İşte bu mecmuanın Nisan 1927 sayısının kapak konusu zamanın şöhretli isimlerine “Ahirete inanıyor musunuz?” şeklindeki tek soruluk anket üzerindedir. Aslından fikir ısmarlama ve yukarılarda bir yerlerden sipariştir.
Uygulama, cumhuriyetin ilk dönemlerinde sözde düşünce hürriyetinin zemininde sivil yayın faaliyeti görünümündedir. Daha sonra bu anket sorularının bir de “Ahiret var mıdır?” şeklindedir.
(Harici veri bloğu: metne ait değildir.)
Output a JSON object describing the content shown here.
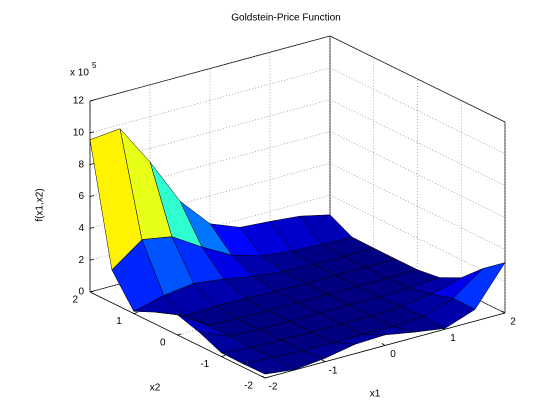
{
  "chart_data": {
    "type": "surface",
    "title": "Goldstein-Price Function",
    "xlabel": "x1",
    "ylabel": "x2",
    "zlabel": "f(x1,x2)",
    "z_scale_label": {
      "text": "x 10",
      "exponent": "5"
    },
    "colormap": "jet",
    "grid": true,
    "x": [
      -2,
      -1.5,
      -1,
      -0.5,
      0,
      0.5,
      1,
      1.5,
      2
    ],
    "y": [
      -2,
      -1.5,
      -1,
      -0.5,
      0,
      0.5,
      1,
      1.5,
      2
    ],
    "z": [
      [
        0.244,
        0.02,
        0.219,
        0.585,
        0.666,
        0.333,
        0.053,
        0.731,
        3.166
      ],
      [
        0.214,
        0.112,
        0.016,
        0.009,
        0.021,
        0.007,
        0.135,
        0.757,
        2.127
      ],
      [
        0.237,
        0.049,
        0.021,
        0.003,
        3e-05,
        0.005,
        0.071,
        0.33,
        0.867
      ],
      [
        0.839,
        0.084,
        0.005,
        0.0003,
        0.002,
        0.002,
        0.004,
        0.055,
        0.202
      ],
      [
        1.266,
        0.11,
        0.003,
        0.005,
        0.006,
        0.01,
        0.007,
        0.001,
        0.017
      ],
      [
        0.759,
        0.031,
        0.107,
        0.102,
        0.041,
        0.012,
        0.01,
        0.009,
        0.003
      ],
      [
        0.136,
        0.617,
        0.871,
        0.626,
        0.286,
        0.085,
        0.019,
        0.01,
        0.023
      ],
      [
        2.062,
        3.457,
        3.129,
        1.974,
        0.946,
        0.388,
        0.177,
        0.091,
        0.051
      ],
      [
        9.566,
        9.749,
        7.149,
        4.175,
        2.246,
        1.511,
        1.372,
        1.194,
        0.767
      ]
    ],
    "xlim": [
      -2,
      2
    ],
    "xticks": [
      -2,
      -1,
      0,
      1,
      2
    ],
    "ylim": [
      -2,
      2
    ],
    "yticks": [
      -2,
      -1,
      0,
      1,
      2
    ],
    "zlim": [
      0,
      12
    ],
    "zticks": [
      0,
      2,
      4,
      6,
      8,
      10,
      12
    ]
  }
}
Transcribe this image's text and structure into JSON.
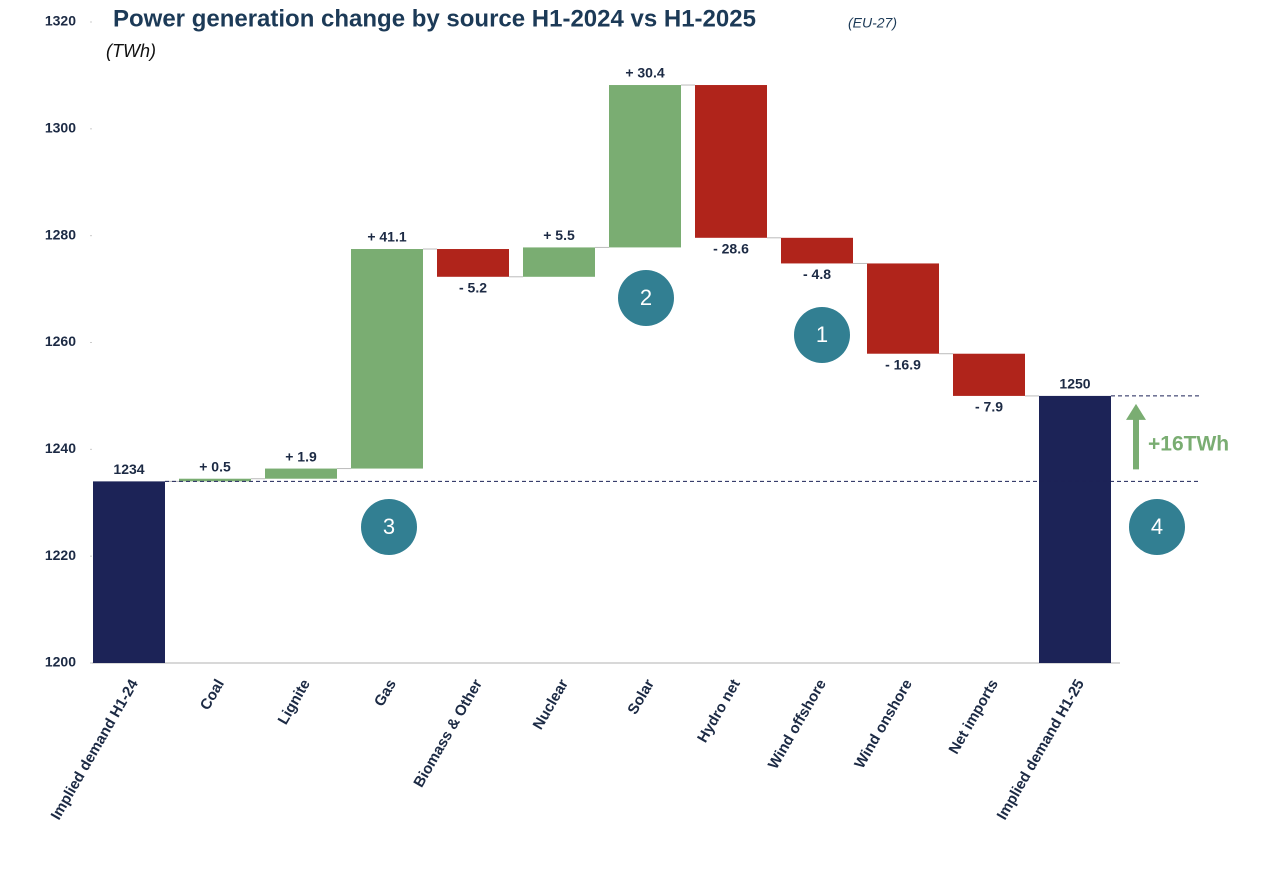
{
  "chart_data": {
    "type": "waterfall",
    "title": "Power generation change by source H1-2024 vs H1-2025",
    "subtitle": "(EU-27)",
    "y_label": "(TWh)",
    "categories": [
      "Implied demand H1-24",
      "Coal",
      "Lignite",
      "Gas",
      "Biomass & Other",
      "Nuclear",
      "Solar",
      "Hydro net",
      "Wind offshore",
      "Wind onshore",
      "Net imports",
      "Implied demand H1-25"
    ],
    "values": [
      1234,
      0.5,
      1.9,
      41.1,
      -5.2,
      5.5,
      30.4,
      -28.6,
      -4.8,
      -16.9,
      -7.9,
      1250
    ],
    "value_labels": [
      "1234",
      "+ 0.5",
      "+ 1.9",
      "+ 41.1",
      "- 5.2",
      "+ 5.5",
      "+ 30.4",
      "- 28.6",
      "- 4.8",
      "- 16.9",
      "- 7.9",
      "1250"
    ],
    "measure": [
      "absolute",
      "relative",
      "relative",
      "relative",
      "relative",
      "relative",
      "relative",
      "relative",
      "relative",
      "relative",
      "relative",
      "absolute"
    ],
    "colors": {
      "total": "#1c2357",
      "increase": "#7aad72",
      "decrease": "#b0241b"
    },
    "ylim": [
      1200,
      1320
    ],
    "yticks": [
      1200,
      1220,
      1240,
      1260,
      1280,
      1300,
      1320
    ],
    "annotations": [
      {
        "text": "+16TWh",
        "color": "#7aad72"
      },
      {
        "text": "1"
      },
      {
        "text": "2"
      },
      {
        "text": "3"
      },
      {
        "text": "4"
      }
    ]
  }
}
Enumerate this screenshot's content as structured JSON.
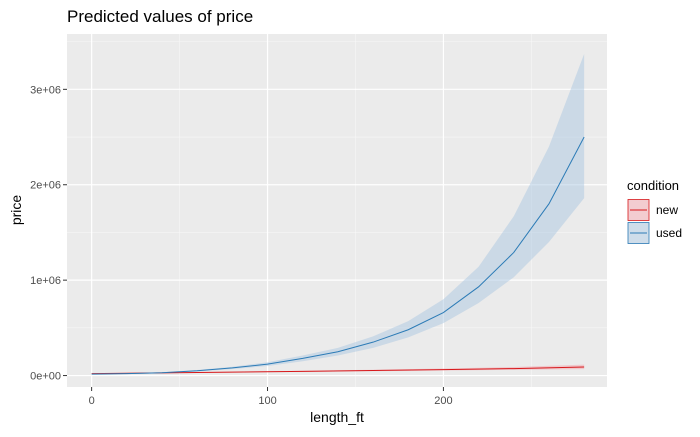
{
  "chart_data": {
    "type": "line",
    "title": "Predicted values of price",
    "xlabel": "length_ft",
    "ylabel": "price",
    "xlim": [
      -14,
      293
    ],
    "ylim": [
      -120000,
      3580000
    ],
    "x_ticks": [
      0,
      100,
      200
    ],
    "x_tick_labels": [
      "0",
      "100",
      "200"
    ],
    "y_ticks": [
      0,
      1000000,
      2000000,
      3000000
    ],
    "y_tick_labels": [
      "0e+00",
      "1e+06",
      "2e+06",
      "3e+06"
    ],
    "grid": true,
    "legend": {
      "title": "condition",
      "position": "right"
    },
    "series": [
      {
        "name": "new",
        "color": "#d7191c",
        "ribbon_color": "#f4a5ae",
        "x": [
          0,
          40,
          80,
          120,
          160,
          200,
          240,
          280
        ],
        "values": [
          20000,
          28000,
          36000,
          44000,
          53000,
          62000,
          73000,
          90000
        ],
        "lower": [
          18000,
          25000,
          32000,
          39000,
          46000,
          53000,
          60000,
          68000
        ],
        "upper": [
          22000,
          31000,
          40000,
          50000,
          61000,
          74000,
          90000,
          115000
        ]
      },
      {
        "name": "used",
        "color": "#2c7bb6",
        "ribbon_color": "#abc8e2",
        "x": [
          0,
          20,
          40,
          60,
          80,
          100,
          120,
          140,
          160,
          180,
          200,
          220,
          240,
          260,
          280
        ],
        "values": [
          15000,
          20000,
          30000,
          50000,
          80000,
          120000,
          180000,
          250000,
          350000,
          480000,
          660000,
          930000,
          1290000,
          1800000,
          2500000
        ],
        "lower": [
          12000,
          17000,
          25000,
          42000,
          68000,
          100000,
          150000,
          210000,
          290000,
          400000,
          550000,
          760000,
          1030000,
          1400000,
          1860000
        ],
        "upper": [
          18000,
          23000,
          35000,
          58000,
          92000,
          140000,
          210000,
          290000,
          410000,
          570000,
          800000,
          1140000,
          1670000,
          2400000,
          3370000
        ]
      }
    ]
  }
}
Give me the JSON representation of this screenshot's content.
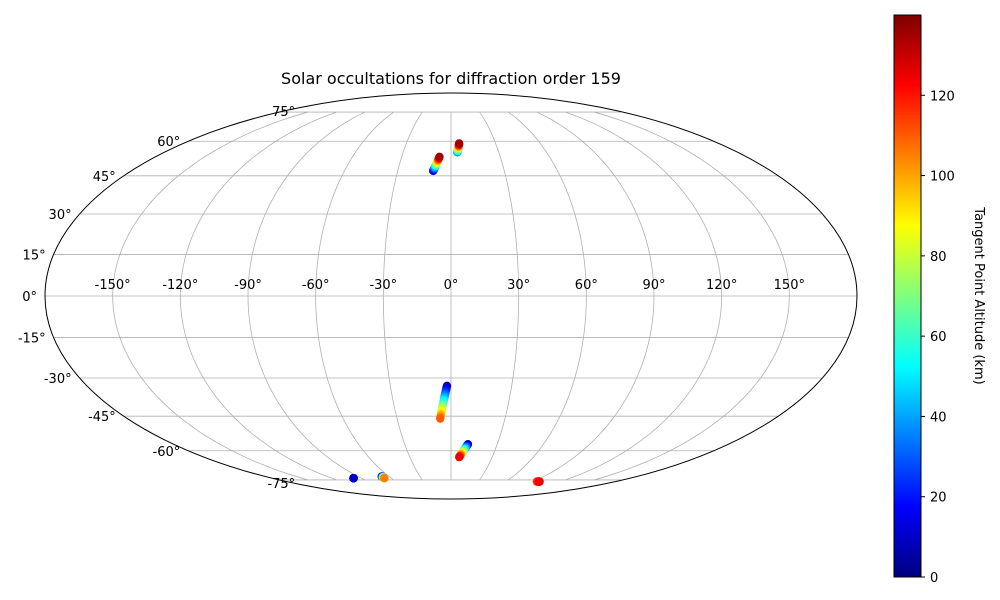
{
  "chart_data": {
    "type": "scatter",
    "projection": "mollweide",
    "title": "Solar occultations for diffraction order 159",
    "grid": true,
    "longitude_ticks": [
      "-150°",
      "-120°",
      "-90°",
      "-60°",
      "-30°",
      "0°",
      "30°",
      "60°",
      "90°",
      "120°",
      "150°"
    ],
    "latitude_ticks": [
      "75°",
      "60°",
      "45°",
      "30°",
      "15°",
      "0°",
      "-15°",
      "-30°",
      "-45°",
      "-60°",
      "-75°"
    ],
    "colorbar": {
      "label": "Tangent Point Altitude (km)",
      "range": [
        0,
        140
      ],
      "ticks": [
        "0",
        "20",
        "40",
        "60",
        "80",
        "100",
        "120"
      ],
      "colormap": "jet"
    },
    "occultations": [
      {
        "lon_start": -10,
        "lat_start": 47,
        "lon_end": -7,
        "lat_end": 53,
        "alt_start": 5,
        "alt_end": 135
      },
      {
        "lon_start": 4,
        "lat_start": 55,
        "lon_end": 5.5,
        "lat_end": 59,
        "alt_start": 35,
        "alt_end": 135
      },
      {
        "lon_start": -2,
        "lat_start": -33,
        "lon_end": -6,
        "lat_end": -46,
        "alt_start": 5,
        "alt_end": 110
      },
      {
        "lon_start": 11,
        "lat_start": -57,
        "lon_end": 6,
        "lat_end": -63,
        "alt_start": 5,
        "alt_end": 125
      },
      {
        "lon_start": -98,
        "lat_start": -74,
        "lon_end": -98,
        "lat_end": -74,
        "alt_start": 5,
        "alt_end": 10
      },
      {
        "lon_start": -67,
        "lat_start": -73,
        "lon_end": -67,
        "lat_end": -74,
        "alt_start": 5,
        "alt_end": 105
      },
      {
        "lon_start": 94,
        "lat_start": -76,
        "lon_end": 97,
        "lat_end": -76,
        "alt_start": 110,
        "alt_end": 125
      }
    ]
  }
}
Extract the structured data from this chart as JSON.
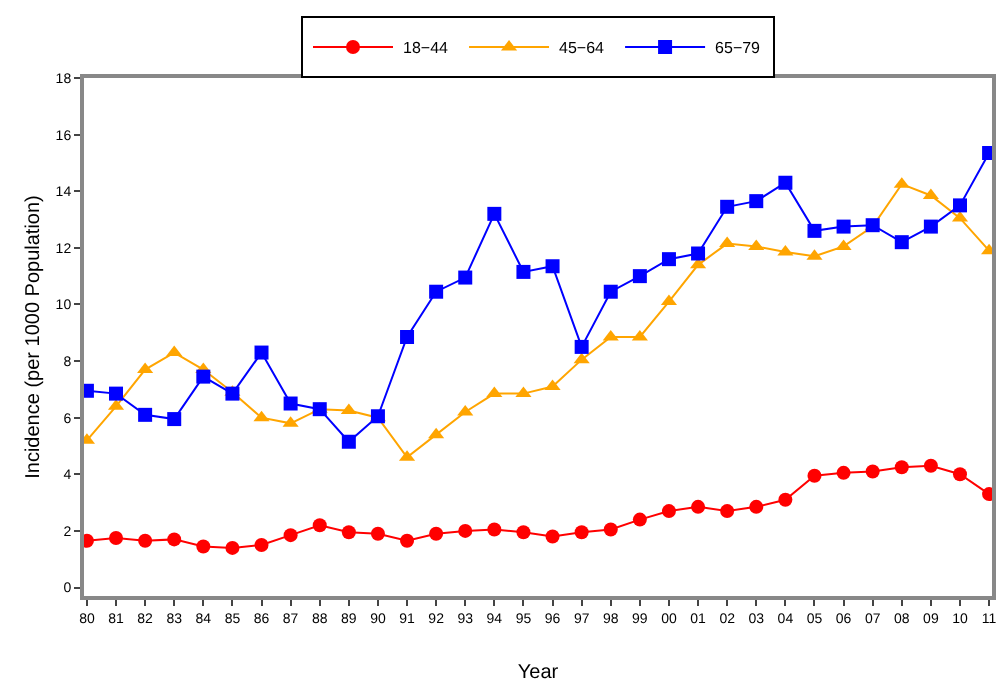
{
  "chart_data": {
    "type": "line",
    "xlabel": "Year",
    "ylabel": "Incidence (per 1000 Population)",
    "categories": [
      "80",
      "81",
      "82",
      "83",
      "84",
      "85",
      "86",
      "87",
      "88",
      "89",
      "90",
      "91",
      "92",
      "93",
      "94",
      "95",
      "96",
      "97",
      "98",
      "99",
      "00",
      "01",
      "02",
      "03",
      "04",
      "05",
      "06",
      "07",
      "08",
      "09",
      "10",
      "11"
    ],
    "series": [
      {
        "name": "18−44",
        "color": "#ff0000",
        "marker": "circle",
        "values": [
          1.65,
          1.75,
          1.65,
          1.7,
          1.45,
          1.4,
          1.5,
          1.85,
          2.2,
          1.95,
          1.9,
          1.65,
          1.9,
          2.0,
          2.05,
          1.95,
          1.8,
          1.95,
          2.05,
          2.4,
          2.7,
          2.85,
          2.7,
          2.85,
          3.1,
          3.95,
          4.05,
          4.1,
          4.25,
          4.3,
          4.0,
          3.3
        ]
      },
      {
        "name": "45−64",
        "color": "#ffa500",
        "marker": "triangle",
        "values": [
          5.2,
          6.4,
          7.7,
          8.3,
          7.7,
          6.9,
          6.0,
          5.8,
          6.3,
          6.25,
          6.0,
          4.6,
          5.4,
          6.2,
          6.85,
          6.85,
          7.1,
          8.05,
          8.85,
          8.85,
          10.1,
          11.4,
          12.15,
          12.05,
          11.85,
          11.7,
          12.05,
          12.75,
          14.25,
          13.85,
          13.05,
          11.9
        ]
      },
      {
        "name": "65−79",
        "color": "#0000ff",
        "marker": "square",
        "values": [
          6.95,
          6.85,
          6.1,
          5.95,
          7.45,
          6.85,
          8.3,
          6.5,
          6.3,
          5.15,
          6.05,
          8.85,
          10.45,
          10.95,
          13.2,
          11.15,
          11.35,
          8.5,
          10.45,
          11.0,
          11.6,
          11.8,
          13.45,
          13.65,
          14.3,
          12.6,
          12.75,
          12.8,
          12.2,
          12.75,
          13.5,
          15.35
        ]
      }
    ],
    "ylim": [
      -0.3,
      18
    ],
    "yticks": [
      0,
      2,
      4,
      6,
      8,
      10,
      12,
      14,
      16,
      18
    ],
    "grid": false,
    "legend": "top",
    "line_style": "solid"
  }
}
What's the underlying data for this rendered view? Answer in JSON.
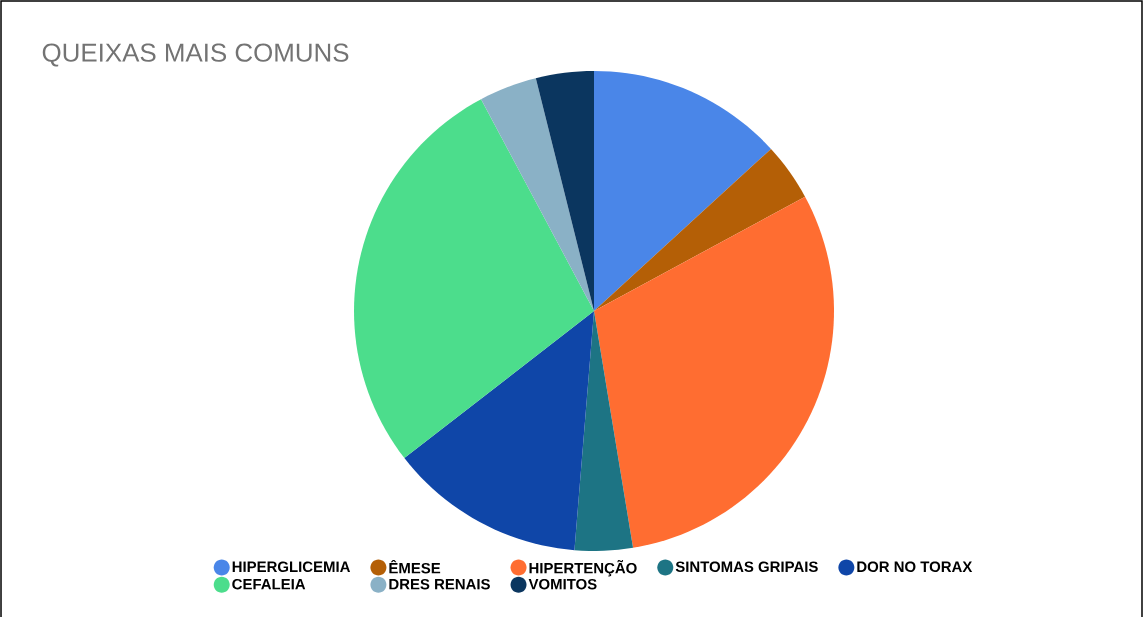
{
  "chart_data": {
    "type": "pie",
    "title": "QUEIXAS MAIS COMUNS",
    "categories": [
      "HIPERGLICEMIA",
      "ÊMESE",
      "HIPERTENÇÃO",
      "SINTOMAS GRIPAIS",
      "DOR NO TORAX",
      "CEFALEIA",
      "DRES RENAIS",
      "VOMITOS"
    ],
    "values": [
      13.2,
      3.9,
      30.3,
      3.9,
      13.2,
      27.7,
      3.9,
      3.9
    ],
    "colors": [
      "#4a86e8",
      "#b45f06",
      "#ff6d31",
      "#1d7484",
      "#0f46a8",
      "#4cdd8c",
      "#8ab1c6",
      "#0b365f"
    ],
    "legend": "bottom"
  }
}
Bu anket ve cevaplarından oluşan ve dergi fasiküllerinde “Din serisi” adında dinsizlik fikirlerinin işlendiği güya dini külliyat olarak yayınlanmıştır.
Tam bu dönemde Bediüzzaman’ın Barla’da Şamlı Hafız Tevfike “Yaz Şamlıı!!!“ diye karşı dağlarda yankı yapan haykırışı ile yazdırdığı Onuncu Söz’ün telifi aynı dönemdir. (2)
Ahiret Var mıdır? 1927 Din niçin ölüyor? 1927
Bediüzzaman Said Nursi bu planlar ve tedbirler alınırken Van’daki inzivagahından alınarak 1926 yılında Burdur’a sürgün edilir. Yapılan planların farkında olduğundan burada hemen Nur’un ilk kapısı isimli eserini neşreder. Akabinde 1 Mart 1927 tarihinde bu defa Barla’ya sürülür.
Kendisi Barla’da iken Risale-i Nurların neşir hizmetleri başlar ve ilk eser olan Onuncu Söz diğer adı ile Haşir Risalesini 1928 yılında İstanbul’da bastırır. Kuş uçmaz kervan geçmez bir belde de devletin dini eğitimi kaldırma teşebbüslerine bütün imkânsızlıklara rağmen karşılık verir. Eğitim komisyonlarında alınan ahiret inancını kaldırma kararlarına karşı Haşir risalesini mecliste dağıttırır.
Onuncu Söz Haşir Risalesi 1928
Latin harflerinin kabulünün ardından Millet mektepleri kurularak halkın mecburiyetle dört aylık eğitim sürecinden geçirilmesi planlanmıştır. Aynı tarihlerde Risale-i Nur telifi devam ederken Nur mektepleri ile hem kur’an harfleri korunmuş, hem de din eğitiminin yasaklanmasından dolayı iman hizmeti yurdun her tarafına yayılmıştır. Binlerce el yazması risale Nur postacıları tarafından yayan olarak köyden köye ilden ile elden ulaştırılmıştır. Devletin bütün engellemelerine rağmen yirmi üç senede telifi tamamlanan iman merkezli bu eserler milyonlara ulaştırılmıştır.